If you’re still employed, an in-plan conversion may be your only option, because many plans won’t let you roll money out while you’re working. The in-plan route is simple and keeps you in your plan’s institutional, low-cost funds. Rolling to a Roth IRA after you leave gives you far more investment choice and flexibility. Plenty of people do both: convert in-plan during their working low-income years, then consolidate to a Roth IRA later. Thanks to SECURE 2.0, Roth workplace balances no longer have required minimum distributions starting in 2024, so leaving money in the plan’s Roth bucket is no longer a drawback.

A quick example

Imagine you’re 45, in a lower-income year because you took several months off, with $200,000 of pre-tax money in your 401(k). You could convert, say, $30,000 to the Roth side — enough to fill the rest of the 12% bracket without spilling into 22% — and pay the tax from savings. That $30,000 now grows tax-free for the next 20-plus years and never faces a required distribution. Repeat in other low years and you steadily build a tax-free bucket while your rate is low. The point isn’t to convert the whole $200,000 at once, which would push you into much higher brackets — it’s to chip away at it in the cheap years and stop at the top of your target bracket.

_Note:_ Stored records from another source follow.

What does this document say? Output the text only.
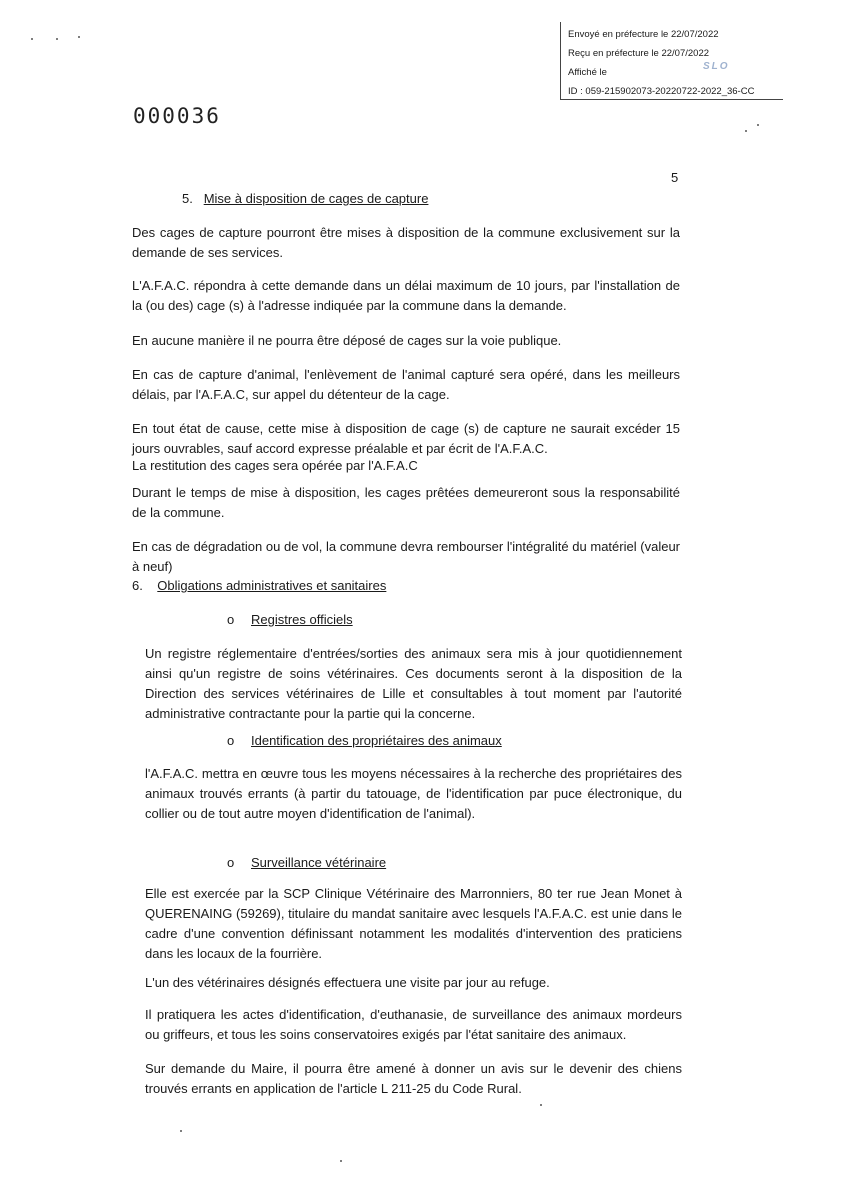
Envoyé en préfecture le 22/07/2022
Reçu en préfecture le 22/07/2022
Affiché le
ID : 059-215902073-20220722-2022_36-CC
SLO
000036
5
5. Mise à disposition de cages de capture
Des cages de capture pourront être mises à disposition de la commune exclusivement sur la demande de ses services.
L'A.F.A.C. répondra à cette demande dans un délai maximum de 10 jours, par l'installation de la (ou des) cage (s) à l'adresse indiquée par la commune dans la demande.
En aucune manière il ne pourra être déposé de cages sur la voie publique.
En cas de capture d'animal, l'enlèvement de l'animal capturé sera opéré, dans les meilleurs délais, par l'A.F.A.C, sur appel du détenteur de la cage.
En tout état de cause, cette mise à disposition de cage (s) de capture ne saurait excéder 15 jours ouvrables, sauf accord expresse préalable et par écrit de l'A.F.A.C.
La restitution des cages sera opérée par l'A.F.A.C
Durant le temps de mise à disposition, les cages prêtées demeureront sous la responsabilité de la commune.
En cas de dégradation ou de vol, la commune devra rembourser l'intégralité du matériel (valeur à neuf)
6. Obligations administratives et sanitaires
o Registres officiels
Un registre réglementaire d'entrées/sorties des animaux sera mis à jour quotidiennement ainsi qu'un registre de soins vétérinaires. Ces documents seront à la disposition de la Direction des services vétérinaires de Lille et consultables à tout moment par l'autorité administrative contractante pour la partie qui la concerne.
o Identification des propriétaires des animaux
l'A.F.A.C. mettra en œuvre tous les moyens nécessaires à la recherche des propriétaires des animaux trouvés errants (à partir du tatouage, de l'identification par puce électronique, du collier ou de tout autre moyen d'identification de l'animal).
o Surveillance vétérinaire
Elle est exercée par la SCP Clinique Vétérinaire des Marronniers, 80 ter rue Jean Monet à QUERENAING (59269), titulaire du mandat sanitaire avec lesquels l'A.F.A.C. est unie dans le cadre d'une convention définissant notamment les modalités d'intervention des praticiens dans les locaux de la fourrière.
L'un des vétérinaires désignés effectuera une visite par jour au refuge.
Il pratiquera les actes d'identification, d'euthanasie, de surveillance des animaux mordeurs ou griffeurs, et tous les soins conservatoires exigés par l'état sanitaire des animaux.
Sur demande du Maire, il pourra être amené à donner un avis sur le devenir des chiens trouvés errants en application de l'article L 211-25 du Code Rural.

How to tell if your plan offers it

Check your summary plan description, or log into your recordkeeper and look for “in-plan Roth conversion,” “Roth in-plan rollover,” or a “convert to Roth” option. If you don’t see it, ask HR or the plan administrator directly — some plans support the feature but bury it. And if your plan simply doesn’t allow it and you’ve already left that employer, rolling the money to a traditional IRA and converting there gets you to exactly the same place.

Before you click convert

  • Have the tax money ready in a separate account, and size the conversion to a bracket, not a whim.
  • Mind IRMAA if you’re 63+ — conversion income can raise Medicare premiums two years later.
  • Mind ACA subsidies if you buy marketplace health insurance before Medicare.
  • Each conversion starts its own 5-year clock for penalty-free access to the converted principal before 59½.

Used deliberately, an in-plan Roth conversion is one of the cleanest ways to shift money to the tax-free side while you’re in a low bracket. The IRS lays out the official rules in its FAQs on designated Roth accounts.

This is educational, not tax advice. A conversion is irreversible and the right amount depends on your own numbers — check with a tax professional first.